Arty and Handmade: Meet the Minds Behind this Artisanal Chocolate Brand
Any chocolate purist will tell you that a single bite of premium cacao has the power to conjure up a complex range of pleasures and emotions, all at once. While the bars made by the artisanal chocolate brand All Things are unlike any other, it is the covers that are too beautiful to tear apart. This tiny operation was started in Delhi by two school friends — Tejasvi Chandela runs her own patisserie Dessert and looks at pairing fresh flavours with handcrafted chocolate; graphic designer Kuhu Kochar is the brains behind the delightful wrappers.
Revolving around their individual moods (think English breakfasts, blue Mondays, birthdays, travel and childhood memories), the wrappers are inspired by the flavours contained within. While themes such as All Things Earth, All Things Barcelona, All Things Polo were created in-house, it’s the collaborations that are even more fascinating. All Things Summer and All Things Winter were illustrated by Manuja Waldia (who is currently working on a monsoon edition for them). For All Things Single, the duo begun collaborating with Indian musicians, interpreting their distinctive sounds as unique flavours and cover designs. The first of the series — with singer-songwriter Prateek Kuhad — includes a free download of his single Big Surprise. Adds Kochar, “We recently got our supporters — All Things Clients — to send us short stories about chocolate, nostalgia and love and things they associate with them. These were illustrated by (musician and designer) Aaquib Wani and we called them Stories in Chocolate.”

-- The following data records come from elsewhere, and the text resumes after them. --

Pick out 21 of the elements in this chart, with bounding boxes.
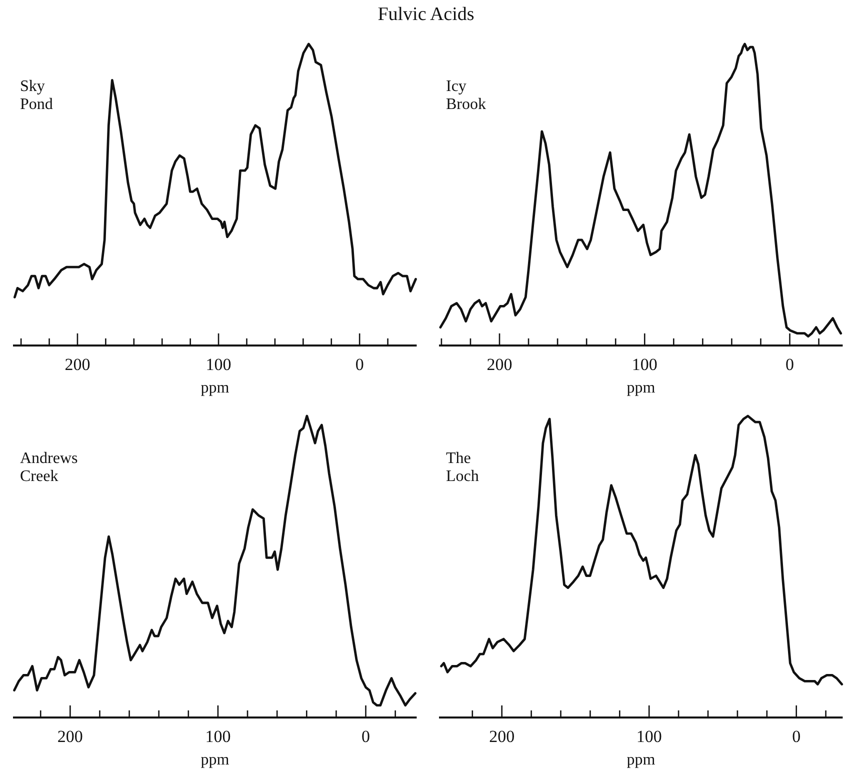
text: Sky Pond [20,78,53,114]
x-tick-label: 100 [632,355,658,374]
x-tick-label: 200 [486,355,512,374]
x-tick-label: 0 [355,355,364,374]
x-axis-title: ppm [200,752,230,769]
x-tick-label: 100 [636,727,662,746]
text: Icy Brook [446,78,486,114]
x-axis-title: ppm [626,380,656,397]
x-tick-label: 100 [205,727,231,746]
text: Fulvic Acids [376,4,476,26]
text: The Loch [446,450,479,486]
x-axis-title: ppm [200,380,230,397]
x-tick-label: 0 [786,355,794,374]
x-tick-label: 0 [362,727,370,746]
x-tick-label: 200 [57,727,83,746]
x-tick-label: 0 [792,727,801,746]
x-tick-label: 200 [489,727,515,746]
x-tick-label: 200 [64,355,90,374]
x-axis-title: ppm [626,752,656,769]
x-tick-label: 100 [206,355,232,374]
text: Andrews Creek [20,450,78,486]
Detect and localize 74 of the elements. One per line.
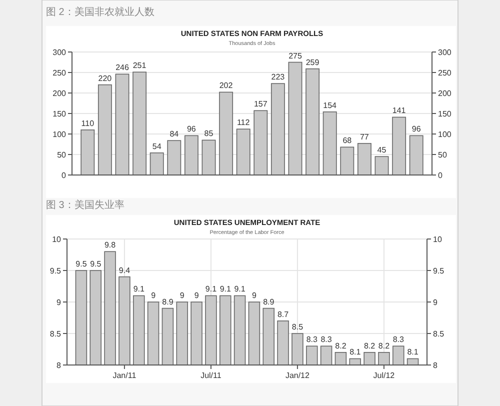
data-label: 8.2 <box>378 341 390 350</box>
caption: 图 3：美国失业率 <box>46 199 124 211</box>
x-tick-label: Jul/12 <box>373 371 396 380</box>
x-tick-label: Jan/12 <box>285 371 310 380</box>
x-tick-label: Jan/11 <box>112 371 137 380</box>
y2-tick-label: 9.5 <box>433 266 445 276</box>
y2-tick-label: 100 <box>438 130 452 139</box>
data-label: 9 <box>180 291 185 300</box>
y-tick-label: 150 <box>52 110 67 118</box>
y2-tick-label: 250 <box>438 68 452 78</box>
y-tick-label: 50 <box>57 150 67 160</box>
data-label: 85 <box>204 129 214 138</box>
data-label: 9.4 <box>118 266 131 275</box>
y2-tick-label: 50 <box>438 150 448 160</box>
data-label: 9.5 <box>90 260 102 268</box>
data-label: 112 <box>236 118 250 128</box>
data-label: 246 <box>116 63 130 72</box>
data-label: 259 <box>306 58 320 67</box>
data-label: 275 <box>288 51 302 60</box>
y-tick-label: 250 <box>52 68 67 78</box>
data-label: 9.5 <box>76 260 88 268</box>
data-label: 251 <box>132 61 147 70</box>
data-label: 154 <box>323 100 338 110</box>
y2-tick-label: 300 <box>438 48 452 57</box>
data-label: 8.5 <box>292 322 304 332</box>
data-label: 8.3 <box>320 335 332 344</box>
data-label: 9.1 <box>220 284 232 294</box>
y-tick-label: 8 <box>56 361 62 370</box>
data-label: 9 <box>252 291 257 300</box>
data-label: 141 <box>392 106 406 116</box>
data-label: 8.3 <box>306 335 318 344</box>
data-label: 8.9 <box>162 297 174 306</box>
data-label: 8.2 <box>335 341 347 350</box>
y-tick-label: 10 <box>52 235 62 244</box>
data-label: 9.1 <box>205 284 218 294</box>
data-label: 84 <box>170 130 180 139</box>
data-label: 8.1 <box>407 348 419 357</box>
y-tick-label: 8.5 <box>50 330 62 338</box>
data-label: 8.7 <box>277 310 290 319</box>
data-label: 8.2 <box>364 341 376 350</box>
data-label: 9.1 <box>234 284 246 294</box>
y2-tick-label: 8 <box>433 361 438 370</box>
data-label: 68 <box>342 136 352 146</box>
y-tick-label: 300 <box>52 48 67 57</box>
y-tick-label: 200 <box>52 89 67 98</box>
y2-tick-label: 9 <box>433 298 438 307</box>
data-label: 220 <box>98 74 112 83</box>
data-label: 96 <box>186 124 196 134</box>
y-tick-label: 0 <box>62 171 67 180</box>
data-label: 9.8 <box>104 240 116 250</box>
data-label: 96 <box>412 124 422 134</box>
y2-tick-label: 150 <box>438 110 452 118</box>
y-tick-label: 9.5 <box>50 266 62 276</box>
data-label: 8.3 <box>392 335 404 344</box>
data-label: 9 <box>151 291 156 300</box>
data-label: 223 <box>271 72 286 82</box>
data-label: 9.1 <box>133 284 145 294</box>
data-label: 45 <box>377 146 387 155</box>
data-label: 8.9 <box>263 297 275 306</box>
data-label: 8.1 <box>350 348 362 357</box>
data-label: 77 <box>360 132 370 142</box>
y2-tick-label: 0 <box>438 171 443 180</box>
caption: 图 2：美国非农就业人数 <box>46 6 154 18</box>
data-label: 202 <box>219 81 234 90</box>
data-label: 157 <box>254 100 268 109</box>
y2-tick-label: 8.5 <box>433 330 445 338</box>
y2-tick-label: 10 <box>433 235 442 244</box>
data-label: 9 <box>194 291 200 300</box>
data-label: 54 <box>152 142 162 151</box>
y-tick-label: 100 <box>52 130 67 139</box>
x-tick-label: Jul/11 <box>200 371 222 380</box>
y-tick-label: 9 <box>56 298 62 307</box>
data-label: 110 <box>81 118 95 128</box>
y2-tick-label: 200 <box>438 89 452 98</box>
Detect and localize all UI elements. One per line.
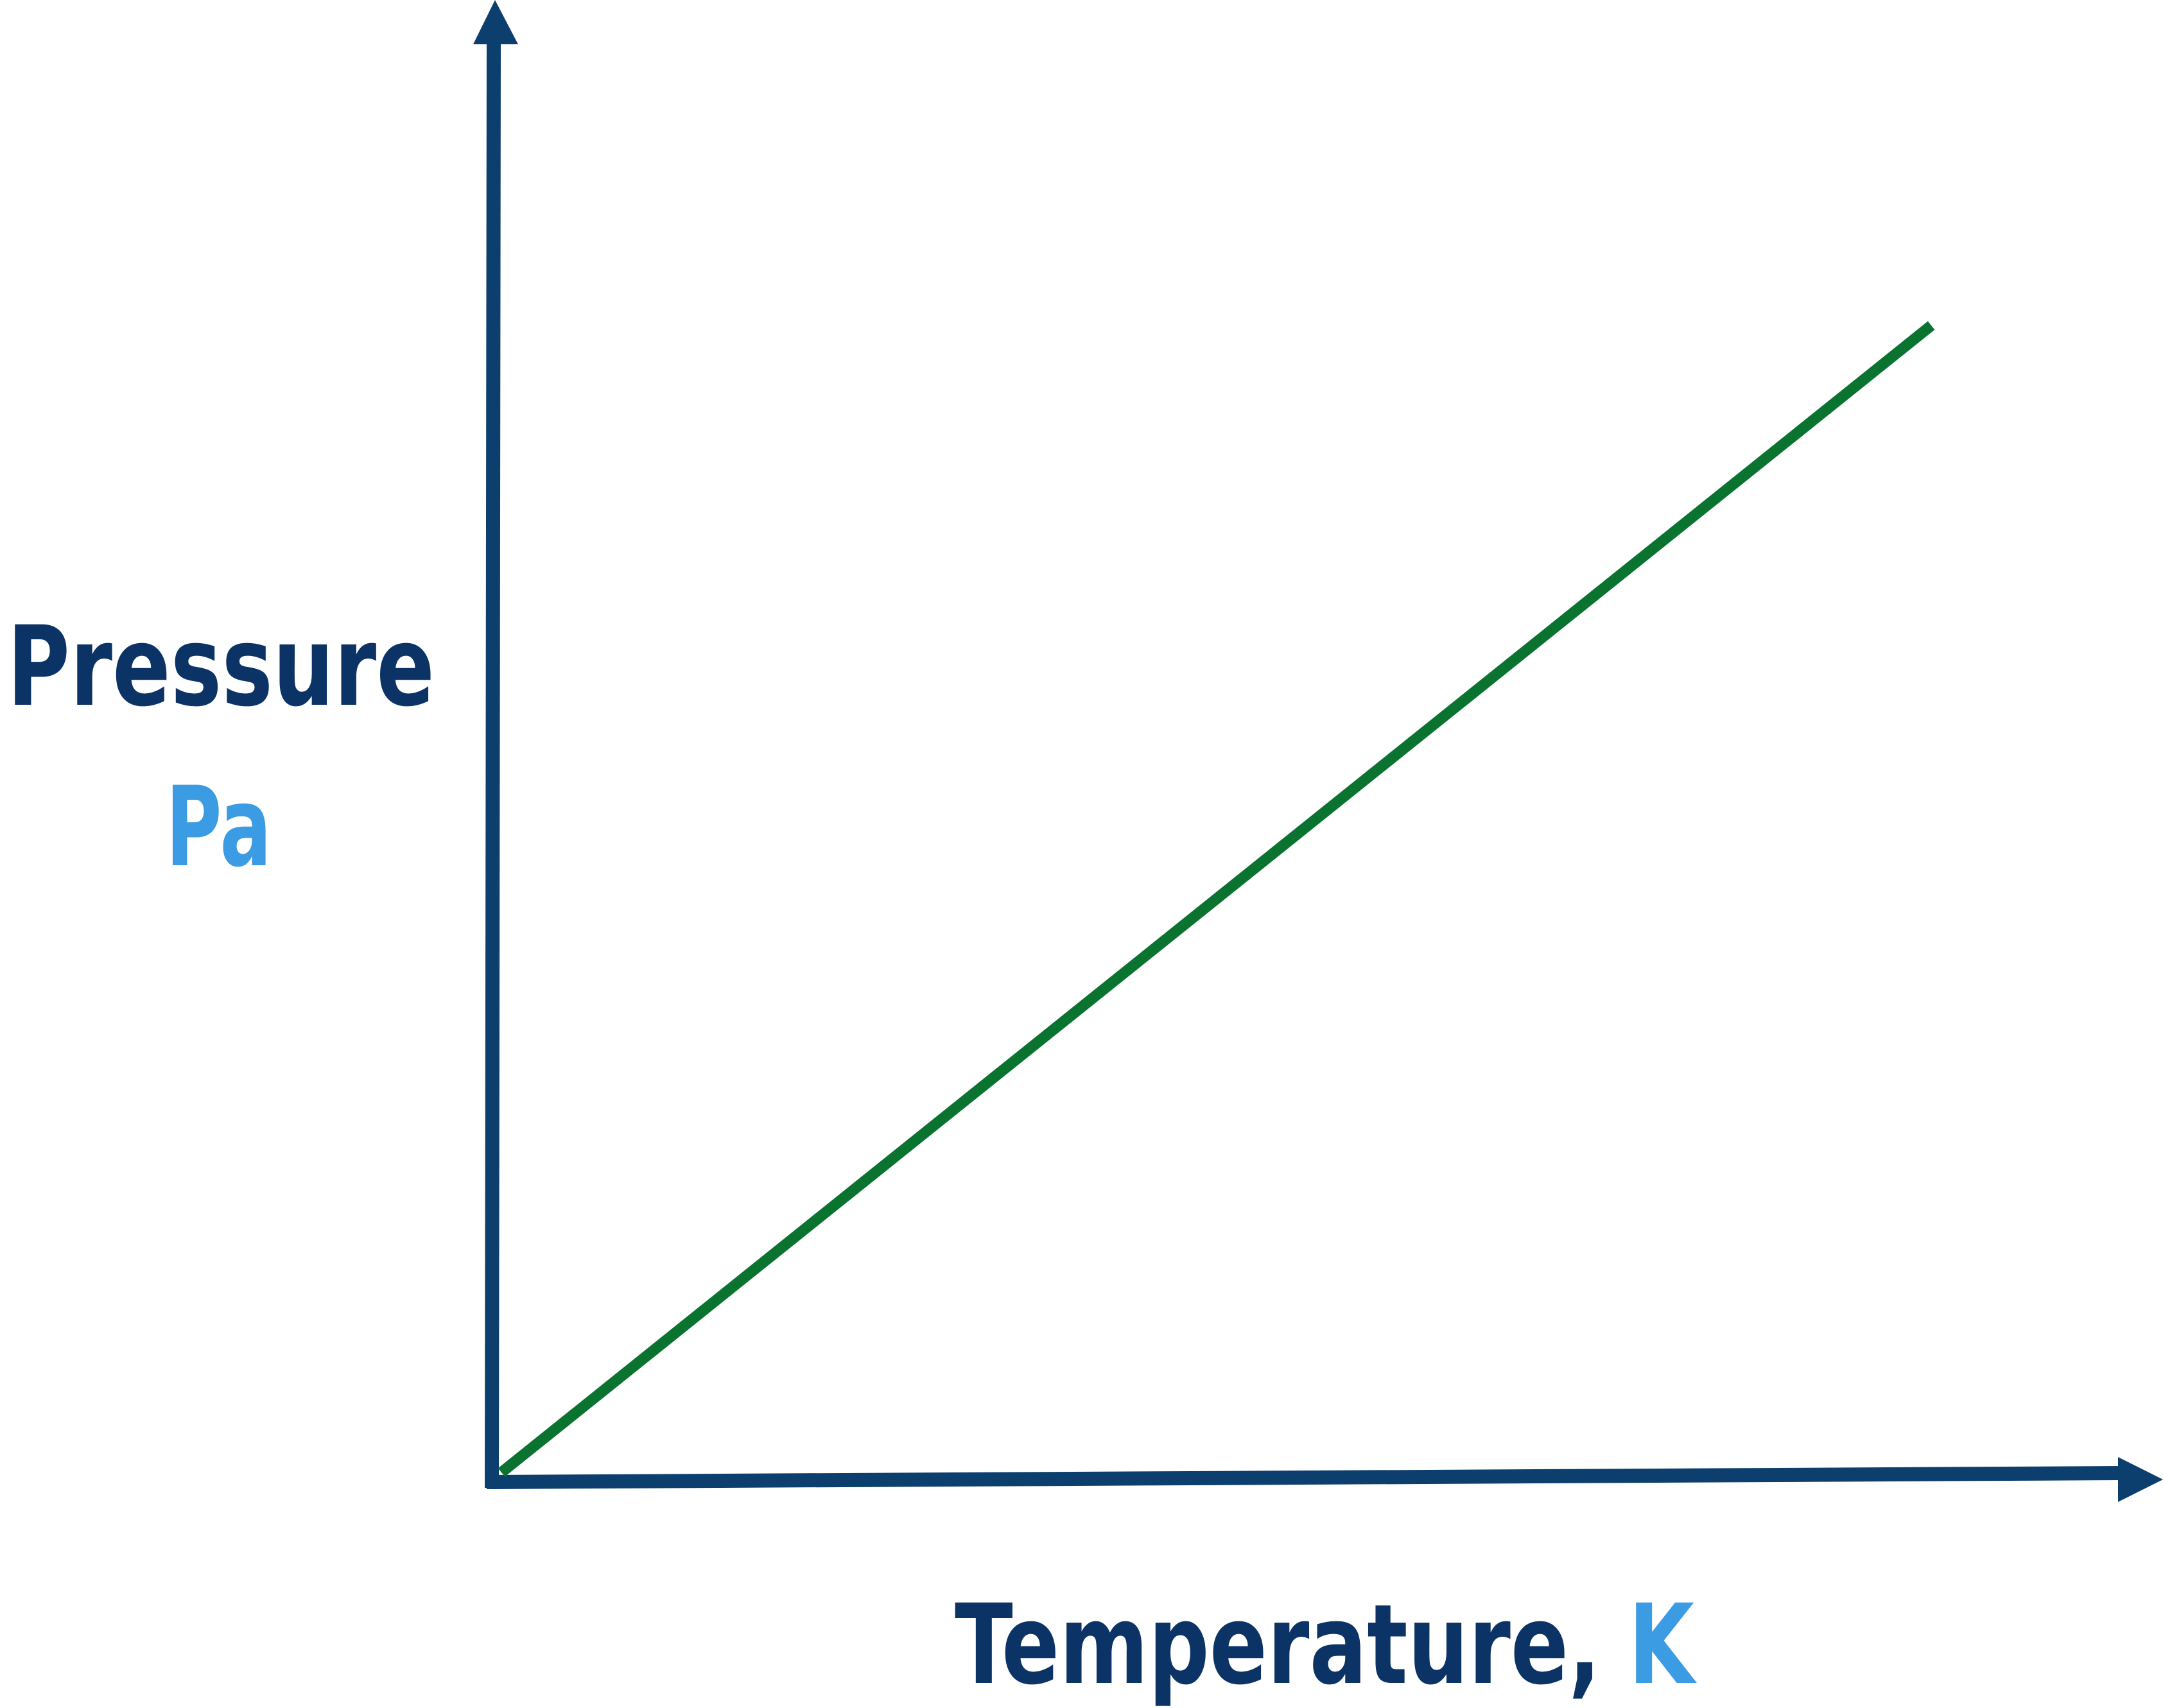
y-axis-label: Pressure (7, 602, 435, 731)
y-axis-arrowhead (473, 0, 518, 44)
x-axis-title: Temperature,K (955, 1580, 1697, 1708)
y-axis-unit: Pa (166, 763, 272, 892)
x-axis-unit: K (1628, 1580, 1697, 1708)
series-line (498, 321, 1935, 1477)
x-axis-arrowhead (2118, 1457, 2163, 1502)
x-axis (486, 1466, 2126, 1489)
x-axis-label: Temperature, (955, 1580, 1601, 1708)
y-axis (485, 38, 501, 1488)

What was the starting point for All Things?
Kuhu Kochar (KK): Tejasvi was running Dessert and had just started experimenting with chocolate, while I was only doing design projects for other clients. We were at a point of creative saturation and we wanted to do something for ourselves. I was always interested in packaging design and was working on All Things as an independent idea at that time. I met Tejasvi and we figured that it could work really well for chocolate.
How did you meet each other?
KK: Tejasvi was a year senior to me in school. We used to attend art class together, and she couldn’t sketch to save her life. We had a barter system where I would do the work for her and she would give me her fancy stationery in return. Years later, we touched based again when she moved to Delhi. That’s how we began!
How do you develop the flavours?
Tejasvi Chandela (TC): We work with suppliers who work directly with farmers and they get us fair-trade cocoa. This goes to a craft chocolatier in Belgium who makes all our chocolate. I work with the chocolatier on pairings and flavours, figuring out what percentage of cocoa to use, whether we want caramel or vanilla notes, all of that. We pair our custom blends with local ingredients that are fresh and available to us here in India. There are no additives or extracts used.
Can you describe the visual language?
Both: Our initial idea was to create dynamic packaging. One brand does not necessarily have to have one mood. A lot of luxury brands are doing that, and building really strong identities. We wanted All Things to adapt to our moods, or phases that we were going through, or whatever was inspiring us at the moment. Chocolate became an instant fit because it’s universal, it fits all moods.
How does this translate to the packaging?
KK: We are living in a time where packaging is 50 per cent of a product. So the whole idea behind All Things is to take chocolate out of its conventional space (which is tear the wrapper, eat the chocolate and its over) and make it more engaging. It is supposed to take you to a different place, and help you build new associations with flavours and visuals. That’s what a product should do — stand out on a shelf and be able to tell its story better.
What is the hardest part about creating the wrapper designs?
KK: We have this bar called All Things Birthday, and everyone’s immediate association with birthdays is happy, cheerful imagery. But to me, they have always been bittersweet. You are never 100 per cent happy, you are a bit existential. Hence we made the cover slightly dark and people asked us why we did that. The whole point of this is individual expression and some of these covers may not be commercially viable. People may want to see a certain representation of things, and that becomes a design challenge, and you wonder, are you creating a product that sells, or are you creating something that feels good?